The paid third-party audio guides are mostly a worse deal than the museum's own free audio. Some use AI voices. Some have delivery problems. A handful (WeGoTrip at the lowest price point, Vox City's live-guide hybrid) are decent for specific use cases, but none of them beat walking in with a phone that already has the SoundCloud app loaded.
Our Story is a different category. It is not an audio guide, it is a cinema experience, and the £20 to £25 question is whether a 50-minute Attenborough-narrated projection-mapped show is worth the price. Press reception has been strong. See is nhm audio tour worth it for the verdict.
How does it compare to other London museum audio guides?
Briefly: the Science Museum, next door on Exhibition Road, does not have a comparable narrated gallery tour system. The British Museum offers a £7 multimedia guide handset. The V&A has no dedicated audio guide but hosts podcasts. The Tate offers audio-described tours on request. The NHM's model (free, English-only, SoundCloud-hosted, accessibility-first) is unusual among major London institutions. See nhm vs science museum audio guide and best nhm audio guide for the comparison.
Summary: which audio should I actually use?
If you have 90 minutes and want to hear Attenborough, use the free Hintze Hall SoundCloud tour. If you have a full afternoon, add one garden guide. If you care about the science rather than the building, use the Volcanoes and Earthquakes or Human Evolution gallery audio. If you want a big immersive moment and can book ahead, buy Our Story tickets. Skip the paid third-party apps unless you specifically need a non-English language, in which case pick one carefully and check recent reviews.

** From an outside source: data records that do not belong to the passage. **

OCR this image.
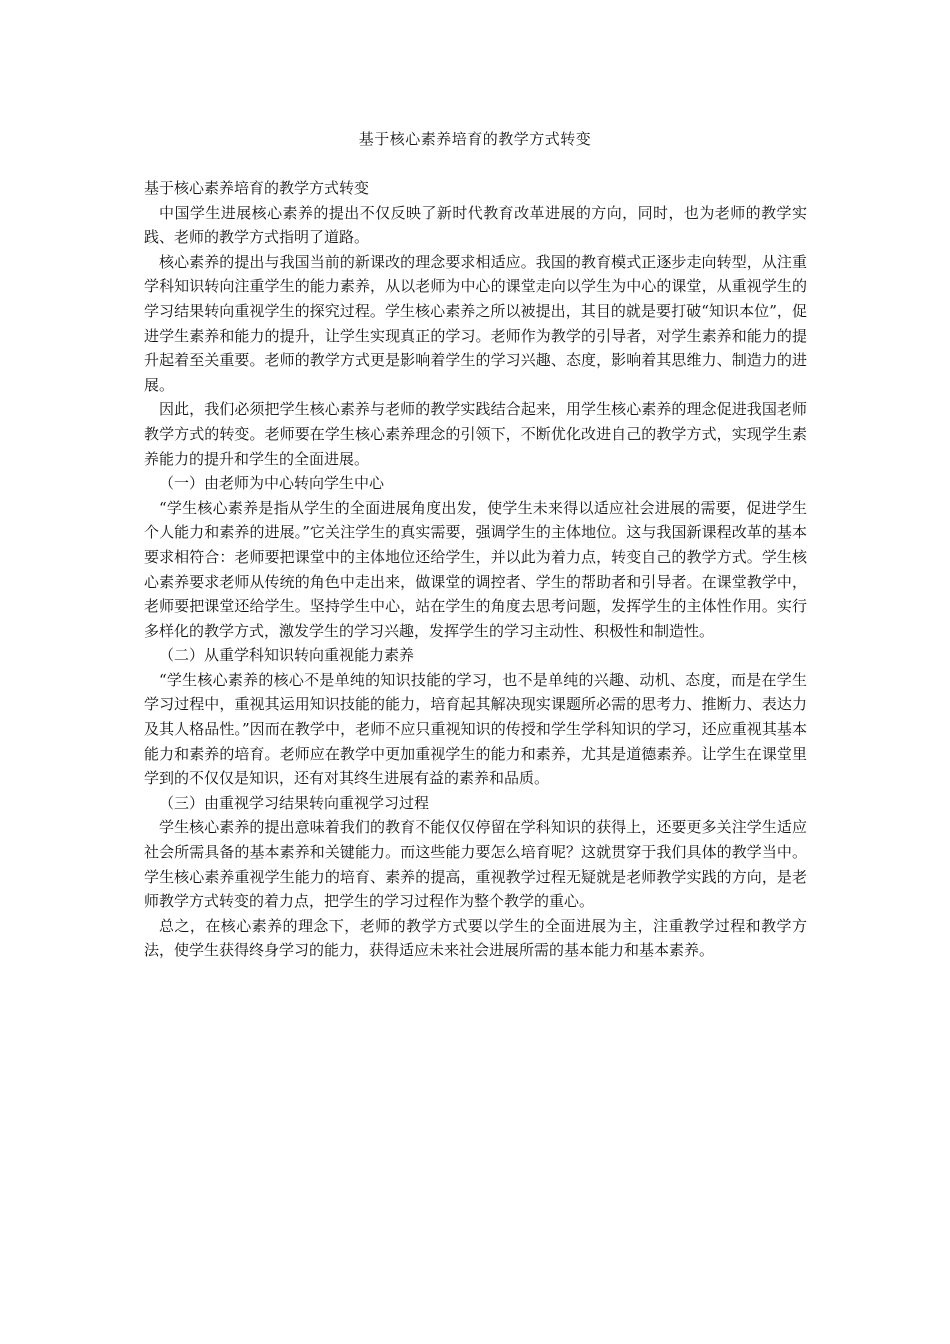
基于核心素养培育的教学方式转变

基于核心素养培育的教学方式转变

中国学生进展核心素养的提出不仅反映了新时代教育改革进展的方向，同时，也为老师的教学实践、老师的教学方式指明了道路。

核心素养的提出与我国当前的新课改的理念要求相适应。我国的教育模式正逐步走向转型，从注重学科知识转向注重学生的能力素养，从以老师为中心的课堂走向以学生为中心的课堂，从重视学生的学习结果转向重视学生的探究过程。学生核心素养之所以被提出，其目的就是要打破“知识本位”，促进学生素养和能力的提升，让学生实现真正的学习。老师作为教学的引导者，对学生素养和能力的提升起着至关重要。老师的教学方式更是影响着学生的学习兴趣、态度，影响着其思维力、制造力的进展。

因此，我们必须把学生核心素养与老师的教学实践结合起来，用学生核心素养的理念促进我国老师教学方式的转变。老师要在学生核心素养理念的引领下，不断优化改进自己的教学方式，实现学生素养能力的提升和学生的全面进展。

（一）由老师为中心转向学生中心

“学生核心素养是指从学生的全面进展角度出发，使学生未来得以适应社会进展的需要，促进学生个人能力和素养的进展。”它关注学生的真实需要，强调学生的主体地位。这与我国新课程改革的基本要求相符合：老师要把课堂中的主体地位还给学生，并以此为着力点，转变自己的教学方式。学生核心素养要求老师从传统的角色中走出来，做课堂的调控者、学生的帮助者和引导者。在课堂教学中，老师要把课堂还给学生。坚持学生中心，站在学生的角度去思考问题，发挥学生的主体性作用。实行多样化的教学方式，激发学生的学习兴趣，发挥学生的学习主动性、积极性和制造性。

（二）从重学科知识转向重视能力素养

“学生核心素养的核心不是单纯的知识技能的学习，也不是单纯的兴趣、动机、态度，而是在学生学习过程中，重视其运用知识技能的能力，培育起其解决现实课题所必需的思考力、推断力、表达力及其人格品性。”因而在教学中，老师不应只重视知识的传授和学生学科知识的学习，还应重视其基本能力和素养的培育。老师应在教学中更加重视学生的能力和素养，尤其是道德素养。让学生在课堂里学到的不仅仅是知识，还有对其终生进展有益的素养和品质。

（三）由重视学习结果转向重视学习过程

学生核心素养的提出意味着我们的教育不能仅仅停留在学科知识的获得上，还要更多关注学生适应社会所需具备的基本素养和关键能力。而这些能力要怎么培育呢？这就贯穿于我们具体的教学当中。学生核心素养重视学生能力的培育、素养的提高，重视教学过程无疑就是老师教学实践的方向，是老师教学方式转变的着力点，把学生的学习过程作为整个教学的重心。

总之，在核心素养的理念下，老师的教学方式要以学生的全面进展为主，注重教学过程和教学方法，使学生获得终身学习的能力，获得适应未来社会进展所需的基本能力和基本素养。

Download everything before you arrive. Bring headphones. Budget time for the gardens outdoors if the weather is decent.
About Musa
Musa is one alternative to the museum's SoundCloud patchwork: AI-powered museum tour guides that work with your questions rather than playing a fixed script. We built it because we think the gap between "here is a 2-minute clip of a curator" and "actually having a conversation about what you are looking at" is wider than it should be. If you visit NHM and try the free audio first, that is probably the right call. If you want something more interactive next time, we are here.
FAQ
Does the Natural History Museum have an audio guide?
Yes. The museum publishes 24 free audio guides on its SoundCloud channel at soundcloud.com/nhmlondon, covering Hintze Hall (narrated by Sir David Attenborough), the gardens, Volcanoes and Earthquakes, Human Evolution, Treasures, and more. There is no handset rental and no official app.

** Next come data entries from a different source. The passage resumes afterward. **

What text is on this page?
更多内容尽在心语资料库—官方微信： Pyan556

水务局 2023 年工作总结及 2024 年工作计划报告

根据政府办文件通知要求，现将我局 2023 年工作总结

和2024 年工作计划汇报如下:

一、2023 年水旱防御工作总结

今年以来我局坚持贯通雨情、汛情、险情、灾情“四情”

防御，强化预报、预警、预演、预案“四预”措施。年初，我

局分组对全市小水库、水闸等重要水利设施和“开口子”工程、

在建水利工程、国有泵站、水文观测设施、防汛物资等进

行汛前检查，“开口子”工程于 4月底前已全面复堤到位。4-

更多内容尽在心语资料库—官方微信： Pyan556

Is the Natural History Museum audio guide free?
Yes. Every piece of first-party audio is free, streamed through SoundCloud or embedded players on nhm.ac.uk. Paid "audio guides" on Viator, GetYourGuide, Vox City, and similar sites are third-party products and are not produced or endorsed by the museum.

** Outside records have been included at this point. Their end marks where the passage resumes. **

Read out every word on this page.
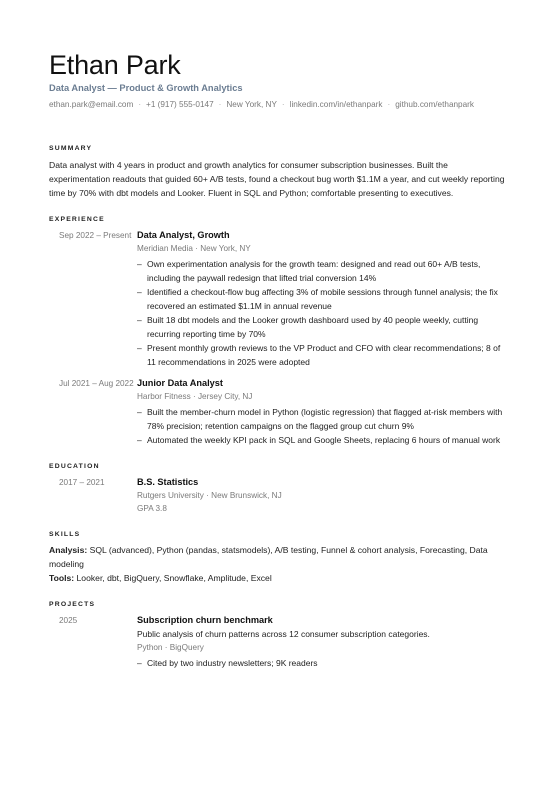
Ethan Park
Data Analyst — Product & Growth Analytics
ethan.park@email.com · +1 (917) 555-0147 · New York, NY · linkedin.com/in/ethanpark · github.com/ethanpark
SUMMARY
Data analyst with 4 years in product and growth analytics for consumer subscription businesses. Built the experimentation readouts that guided 60+ A/B tests, found a checkout bug worth $1.1M a year, and cut weekly reporting time by 70% with dbt models and Looker. Fluent in SQL and Python; comfortable presenting to executives.
EXPERIENCE
Sep 2022 – Present Data Analyst, Growth
Meridian Media · New York, NY
– Own experimentation analysis for the growth team: designed and read out 60+ A/B tests, including the paywall redesign that lifted trial conversion 14%
– Identified a checkout-flow bug affecting 3% of mobile sessions through funnel analysis; the fix recovered an estimated $1.1M in annual revenue
– Built 18 dbt models and the Looker growth dashboard used by 40 people weekly, cutting recurring reporting time by 70%
– Present monthly growth reviews to the VP Product and CFO with clear recommendations; 8 of 11 recommendations in 2025 were adopted
Jul 2021 – Aug 2022 Junior Data Analyst
Harbor Fitness · Jersey City, NJ
– Built the member-churn model in Python (logistic regression) that flagged at-risk members with 78% precision; retention campaigns on the flagged group cut churn 9%
– Automated the weekly KPI pack in SQL and Google Sheets, replacing 6 hours of manual work
EDUCATION
2017 – 2021	B.S. Statistics
Rutgers University · New Brunswick, NJ
GPA 3.8
SKILLS
Analysis: SQL (advanced), Python (pandas, statsmodels), A/B testing, Funnel & cohort analysis, Forecasting, Data modeling
Tools: Looker, dbt, BigQuery, Snowflake, Amplitude, Excel
PROJECTS
2025	Subscription churn benchmark
Public analysis of churn patterns across 12 consumer subscription categories.
Python · BigQuery
– Cited by two industry newsletters; 9K readers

How long is the Attenborough audio guide?
The Hintze Hall tour has 24 tracks, most around 2 minutes, totalling roughly 45 to 55 minutes played straight through.
What is the difference between the audio guide and Our Story with David Attenborough?
The audio guide is a free 24-stop SoundCloud tour of Hintze Hall narrated by Attenborough. Our Story is a separate ticketed 360-degree projection-mapped cinema experience in the Jerwood Gallery, £20 to £25, 50 minutes, with 24 projectors and 50 speakers. Different rooms, different products.
What languages is the audio guide available in?
English only. The museum publishes no translated audio. Third-party operators advertise multilingual "NHM audio guides" but they are unaffiliated with the museum.
Do I need to bring headphones?
Yes. The museum does not sell or rent headphones. Any wired or Bluetooth earbuds work. If you forget a pair, Boots South Kensington is a three-minute walk away and sells basic earbuds from around £5.